Söz&Kalem Dergisi - Vuslat Şen
“Nasılsa ölecek olmanın sakinliği” diyor ya şair, işte belki de sonbahar bana bunu hatırlatıyor. Oysa insanlık için bahar hiç bitmeyecek, o tazelik, o güzellik, o riyaha hiç solmayacak, hiç tükenip çerçöpe dönmeyecek gibi. Bahar bitti derken, yaz’ı ve ardından gelen sonbaharı akabinde gelen kış mevsimini karşılıyoruz.
Kaç zamandır hayat yolundaki merhaleleri düşünüyorum. Hani her birini insanoğlu olarak aştığımızda, yolumuzun düze çıkacağını sandığımız ama aslında öyle olmadığını, daha yükseğiyle karşılaştığımız tepeleri görüyorum. Şu tepeyi aş diyor hayat bizlere, sonra şunu, sonra ötekini, birini aşamadığın için öteki tepenin yamacında ağladığını gösteriyor bizlere.
Bir tepe daha aş, ey insanoğlu! Pes etme, devam et deyişine tutunarak, bin bir türlü zorlukla çabayla aştığın tepelerin ardından gelen aslında hiç de sürpriz olmayan, hakikatine kıyasla çabaladığın sıkıntı çektiğin merhalelerin ferahlığına tam kavuşmuşken, her şeyin sahtelikle kaldığı ‘ölüm’ karşılayacak bizleri. O vakit insanoğlu olarak şunun idrakine varmış olacağız. Ölümün olduğu yerde hiçbir şeyin aslında pek bir kıymeti de yoktu.
Oysa onca engebelerden, dünyalık telaşlardan sonra, dümdüz bir yol hayaline kaptırmıştık kendimizi ama yol bitti. “Kapı kapı bu yolun son kapısı, ölümse her kapıda ağlayıp, o kapıda gülümse” diyen şairden ilhamla, her tepede ağlayıp, o son tepede gülebilmek marifetti. Her seferinde tökezleyip zar zor aşarken hayatın merhalelerini, son adımı yüreklice ve sağlam atabilmek marifetti.
Onun Makamı’nda huzura varabilmek, razı olmuşlardan olabilmek marifetti.

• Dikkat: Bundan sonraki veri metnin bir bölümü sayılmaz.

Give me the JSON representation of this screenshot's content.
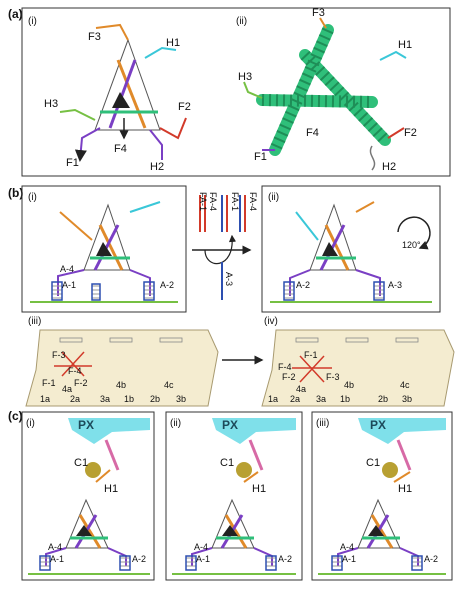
{
  "panels": {
    "a": "(a)",
    "b": "(b)",
    "c": "(c)"
  },
  "subpanels": {
    "i": "(i)",
    "ii": "(ii)",
    "iii": "(iii)",
    "iv": "(iv)"
  },
  "strands": {
    "F1": "F1",
    "F2": "F2",
    "F3": "F3",
    "F4": "F4",
    "H1": "H1",
    "H2": "H2",
    "H3": "H3"
  },
  "anchors": {
    "A1": "A-1",
    "A2": "A-2",
    "A3": "A-3",
    "A4": "A-4"
  },
  "duplex_labels": [
    "FA-1",
    "FA-4",
    "FA-1",
    "FA-4"
  ],
  "rotation": "120°",
  "origami_labels": {
    "F1": "F-1",
    "F2": "F-2",
    "F3": "F-3",
    "F4": "F-4",
    "4a": "4a",
    "sites": [
      "1a",
      "2a",
      "3a",
      "1b",
      "2b",
      "3b",
      "4b",
      "4c"
    ]
  },
  "px": "PX",
  "cargo": "C1",
  "colors": {
    "helix": "#2fbf7a",
    "orange": "#e08a2a",
    "cyan": "#3ac7d8",
    "purple": "#7a3fc4",
    "red": "#d23a2a",
    "blue": "#2d4fb0",
    "green": "#76c043",
    "pink": "#d76aa6",
    "origami": "#f4ecd0",
    "px": "#7fe0ea",
    "cargo": "#b8a032"
  }
}
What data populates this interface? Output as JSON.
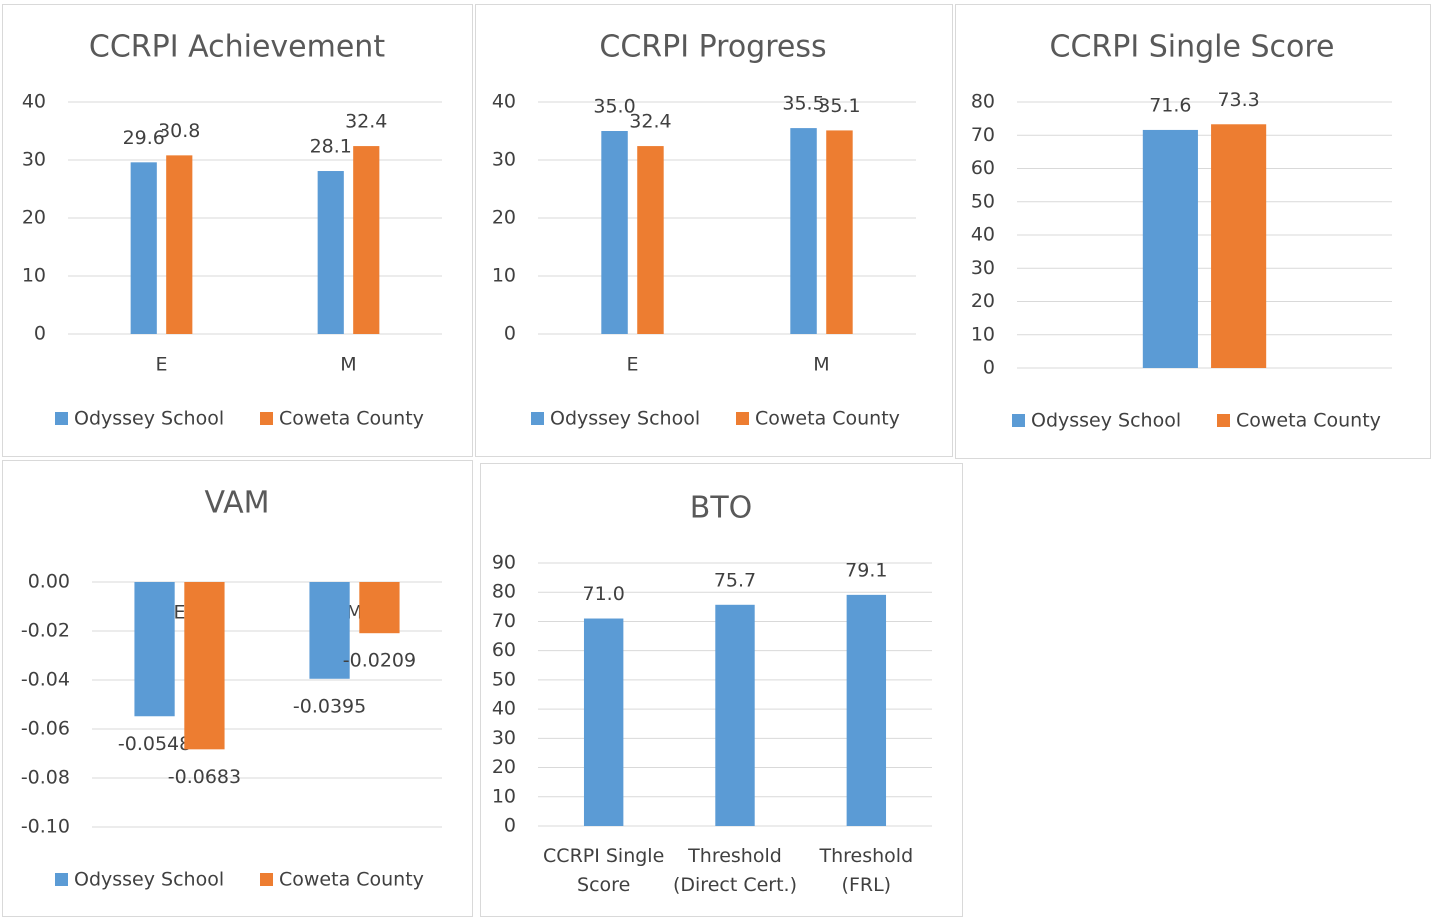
{
  "chart_data": [
    {
      "type": "bar",
      "title": "CCRPI Achievement",
      "categories": [
        "E",
        "M"
      ],
      "series": [
        {
          "name": "Odyssey School",
          "color": "#5b9bd5",
          "values": [
            29.6,
            28.1
          ]
        },
        {
          "name": "Coweta County",
          "color": "#ed7d31",
          "values": [
            30.8,
            32.4
          ]
        }
      ],
      "ylim": [
        0,
        40
      ],
      "yticks": [
        0,
        10,
        20,
        30,
        40
      ],
      "grid": true,
      "legend": "bottom"
    },
    {
      "type": "bar",
      "title": "CCRPI Progress",
      "categories": [
        "E",
        "M"
      ],
      "series": [
        {
          "name": "Odyssey School",
          "color": "#5b9bd5",
          "values": [
            35.0,
            35.5
          ],
          "value_labels": [
            "35.0",
            "35.5"
          ]
        },
        {
          "name": "Coweta County",
          "color": "#ed7d31",
          "values": [
            32.4,
            35.1
          ]
        }
      ],
      "ylim": [
        0,
        40
      ],
      "yticks": [
        0,
        10,
        20,
        30,
        40
      ],
      "grid": true,
      "legend": "bottom"
    },
    {
      "type": "bar",
      "title": "CCRPI Single Score",
      "categories": [
        null
      ],
      "series": [
        {
          "name": "Odyssey School",
          "color": "#5b9bd5",
          "values": [
            71.6
          ]
        },
        {
          "name": "Coweta County",
          "color": "#ed7d31",
          "values": [
            73.3
          ]
        }
      ],
      "ylim": [
        0,
        80
      ],
      "yticks": [
        0,
        10,
        20,
        30,
        40,
        50,
        60,
        70,
        80
      ],
      "grid": true,
      "legend": "bottom"
    },
    {
      "type": "bar",
      "title": "VAM",
      "categories": [
        "E",
        "M"
      ],
      "series": [
        {
          "name": "Odyssey School",
          "color": "#5b9bd5",
          "values": [
            -0.0548,
            -0.0395
          ]
        },
        {
          "name": "Coweta County",
          "color": "#ed7d31",
          "values": [
            -0.0683,
            -0.0209
          ]
        }
      ],
      "ylim": [
        -0.1,
        0
      ],
      "yticks": [
        {
          "value": 0,
          "label": "0.00"
        },
        {
          "value": -0.02,
          "label": "-0.02"
        },
        {
          "value": -0.04,
          "label": "-0.04"
        },
        {
          "value": -0.06,
          "label": "-0.06"
        },
        {
          "value": -0.08,
          "label": "-0.08"
        },
        {
          "value": -0.1,
          "label": "-0.10"
        }
      ],
      "grid": true,
      "legend": "bottom"
    },
    {
      "type": "bar",
      "title": "BTO",
      "categories": [
        "CCRPI Single Score",
        "Threshold (Direct Cert.)",
        "Threshold (FRL)"
      ],
      "values": [
        71.0,
        75.7,
        79.1
      ],
      "value_labels": [
        "71.0",
        "75.7",
        "79.1"
      ],
      "color": "#5b9bd5",
      "ylim": [
        0,
        90
      ],
      "yticks": [
        0,
        10,
        20,
        30,
        40,
        50,
        60,
        70,
        80,
        90
      ],
      "grid": true
    }
  ]
}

Üzerinde bin bir türlü hilenin, yalanın, adaletsizliğin, zalimliğin, vicdansızlığın ve günahların yaşandığı bu tertemiz topraklar bir gün ‘yetti artık’ diyecek. Kur’an’da eski kavimlerden bahsedilirken, onların yeryüzünden sanki hiç olmamışçasına silindiklerinden bahseder. Saraylar, evler, sokaklar, insanlar, savaşlar, hüzünler, ağlayışlar, sohbetler, hırslar, zenginlikler, makamlar, başarılar, hiç birinden bir iz bile yok. “sanki orada hiç güzel bir gün görmemişlerdi” diyor Elmalılı mealinde ve der ki; “Ne gökyüzü, ne de yeryüzü ağlamadı onların ardından.” Belki de sevindiler bile. Hâsılı, ölecek olmanın sakinliği keşke biraz da bizlere ve yaşayışlarımıza sirayet etse. Hırslarımıza, öfkelerimize, planlarımıza, heveslerimize, nisyanlarımıza, uğruna koşturduğumuz geçici olan dünyalık telaşlarımıza.
Zira ‘keenlemyekun’ kelimesinin o kurşuni rengi sinecek bir gün insanlığımızın gölgesine, diğer renkleri ansızın solduran bir hüzünle. Ebedi yolculuk ne güzel şeydir, hazırlığı tamam olan, ahiret erzakını toplamış olan insanlık için orası, ne güzel bir diyar, baki de beka bulmak. Hayatın külfetlerinden terhis olmak, dünya meşakkatlerinden azad olmak. Kabre iç huzuruyla varabilmek, ne doyumsuz, ne güzel şey, her şey geçici, her şey fani. Baki olan yalnız O, O’na kavuşmak baki’de beka bulmak ne güzel, ne güzel şey.